Sviluppo complessivo, lunghezza: 13500 metri.

Ripristino tracciati preesistenti, lunghezza totale: 5000 metri.

Tracciati di nuova apertura, lunghezza totale: 8500 metri.

Accessi principali: uno a quota 678 m s.l.m., nei pressi del Monastero delle Clarisse, sulla strada asfaltata che collega “Viale Padre Pio” - nella zona Santuario - con Monte Castellana, l’altro a quota 950 m s.l.m. circa, vicino alle aree di sosta realizzate in prossimità della stessa strada, sull’altopiano di Montenero.

Gradi di difficoltà: percorsi facili, tranne che per i tratti in salita, di qualche centinaia di metri di lunghezza, che portano a Vallescura, a Coppa l’Arena e alla strada-carrareccia per Montenero, di maggiore difficoltà.

I tempi di percorrenza possono arrivare a non più di due o tre ore, a seconda degli itinerari scelti.

Dislivello in salita: 322 metri.

 

 

Al km 34,200 della statale S. Giovanni Rot. - Monte S.A. si svolta a sinistra. La strada è asfaltata per il primo chilometro poi prosegue sterrata per ca. 400m. Si giunge ad un restringimento e lì bisogna parcheggiare e continuare a piedi per il viottolo per ca. altri 400 m. Si raggiungeranno così i ruderi della chiesa di S. Egidio.

Particolarità: la chiesa di Sant’Egidio di Pantano - attestata a partire dalla fine dell’XI sec. ma quasi certamente preesistente - è a impianto basilicale. Le pareti interne erano un tempo affrescate, come anche l’intero catino absidale. La chiesa è stata soggetta a diversi rifacimenti che hanno finito con il combinare tra di loro diversi stili. Panorama sul versante meridionale di Monte Calvo e sulla piana di Pantano.

Sulla statale San Giovanni Rotondo - Monte Sant’Angelo, al km 5 svoltare a sinistra, dopo 500 m ca. in prossimità di un inghiottitoio in muratura si gira a sinistra e si parcheggia l’auto. Di fronte c’è il laghetto e percorrendo gli argini che si elevano di qualche metro tutt’attorno si ha un’ampia visuale su tutta la piana. Oppure si può, a piedi, in bici o in auto, girare tutta la piana di forma sub-ellittica. Continuando in direzione est, si raggiungono i resti del Monastero di San Nicola di Pantano.

Particolarità: del monastero di S. Nicola di Pantano non restano oggi che suggestivi ruderi. Della chiesa - più o meno coeva a quella di S. Egidio - sono ancora visibili parte del catino absidale e tracce di un transetto.

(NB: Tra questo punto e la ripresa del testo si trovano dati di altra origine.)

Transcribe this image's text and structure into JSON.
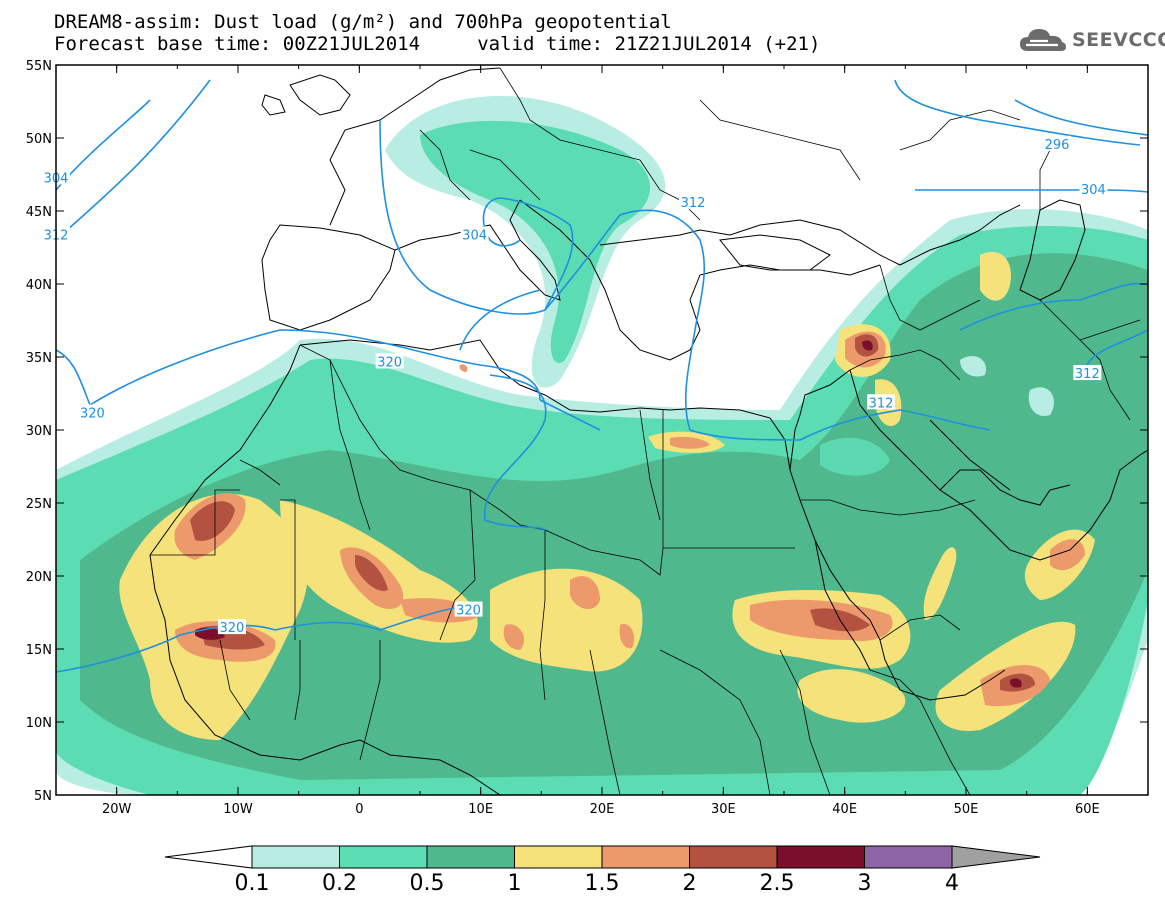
{
  "title": {
    "line1": "DREAM8-assim: Dust load (g/m²) and 700hPa geopotential",
    "line2": "Forecast base time: 00Z21JUL2014     valid time: 21Z21JUL2014 (+21)"
  },
  "logo": {
    "text": "SEEVCCC",
    "icon": "cloud-icon"
  },
  "map": {
    "lon_range": [
      -25,
      65
    ],
    "lat_range": [
      5,
      55
    ],
    "lon_ticks": [
      {
        "lon": -20,
        "label": "20W"
      },
      {
        "lon": -10,
        "label": "10W"
      },
      {
        "lon": 0,
        "label": "0"
      },
      {
        "lon": 10,
        "label": "10E"
      },
      {
        "lon": 20,
        "label": "20E"
      },
      {
        "lon": 30,
        "label": "30E"
      },
      {
        "lon": 40,
        "label": "40E"
      },
      {
        "lon": 50,
        "label": "50E"
      },
      {
        "lon": 60,
        "label": "60E"
      }
    ],
    "lat_ticks": [
      {
        "lat": 5,
        "label": "5N"
      },
      {
        "lat": 10,
        "label": "10N"
      },
      {
        "lat": 15,
        "label": "15N"
      },
      {
        "lat": 20,
        "label": "20N"
      },
      {
        "lat": 25,
        "label": "25N"
      },
      {
        "lat": 30,
        "label": "30N"
      },
      {
        "lat": 35,
        "label": "35N"
      },
      {
        "lat": 40,
        "label": "40N"
      },
      {
        "lat": 45,
        "label": "45N"
      },
      {
        "lat": 50,
        "label": "50N"
      },
      {
        "lat": 55,
        "label": "55N"
      }
    ],
    "contour_labels": [
      {
        "text": "304",
        "lon": -25,
        "lat": 47.3
      },
      {
        "text": "312",
        "lon": -25,
        "lat": 43.4
      },
      {
        "text": "296",
        "lon": 57.5,
        "lat": 49.6
      },
      {
        "text": "304",
        "lon": 60.5,
        "lat": 46.5
      },
      {
        "text": "312",
        "lon": 27.5,
        "lat": 45.6
      },
      {
        "text": "304",
        "lon": 9.5,
        "lat": 43.4
      },
      {
        "text": "320",
        "lon": 2.5,
        "lat": 34.7
      },
      {
        "text": "320",
        "lon": -22,
        "lat": 31.2
      },
      {
        "text": "312",
        "lon": 43,
        "lat": 31.9
      },
      {
        "text": "312",
        "lon": 60,
        "lat": 33.9
      },
      {
        "text": "320",
        "lon": 9,
        "lat": 17.7
      },
      {
        "text": "320",
        "lon": -10.5,
        "lat": 16.5
      }
    ]
  },
  "colorbar": {
    "labels": [
      "0.1",
      "0.2",
      "0.5",
      "1",
      "1.5",
      "2",
      "2.5",
      "3",
      "4"
    ],
    "colors": [
      "#b7ede2",
      "#5cdcb2",
      "#4fb98d",
      "#f5e27a",
      "#ec9a6b",
      "#b45242",
      "#7a0f2c",
      "#8e65a4"
    ],
    "under_color": "#ffffff",
    "over_color": "#a0a0a0"
  },
  "colors": {
    "contour": "#1e90e0",
    "coast": "#000000",
    "label_bg": "#ffffff"
  }
}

All’uscita di S. Giovanni Rotondo, sulla statale verso Foggia, all’incrocio con la tangenziale si svolta a sinistra su una strada asfaltata. Tralasciando eventuali deviazioni, dopo ca. 1,200 km si svolta a destra su una strada larga brecciata che punta verso i pianori prospicienti Valle Grande. Dopo alcune centinaia di metri, si giunge ad un trivio. Qui conviene parcheggiare e proseguire a piedi. Se si segue la pista di destra, appena visibile sul terreno, si giunge dopo circa 500 m al vallone. Invece se al trivio si prosegue sulla pista centrale, dopo alcune centinaia di metri alla prima biforcazione si prende la pista di sinistra, poi alla successiva biforcazione sempre a sinistra. Si raggiunge una piantagione di ulivi e mandorli all’imbocco della valle. Superatala si raggiunge la spianata della coppa. Puntando ad ovest dopo circa settecento metri, in direzione del vallone, c’è l’imbocco a due ingressi della grotta, segnalata da piante basse di fico.

La Grotta Grande sul versante opposto, è composta da vari ingressi su un imponente blocco calcareo. Questa grotta può essere raggiunta e visitata seguendo l’altro itinerario proposto. da segnalare anche il pianoro immediatamente sovrastante l’ingresso della Grotta in quanto trattasi di un sito archeologico preistorico, frequentato dal Neolitico fino alle Età dei Metalli.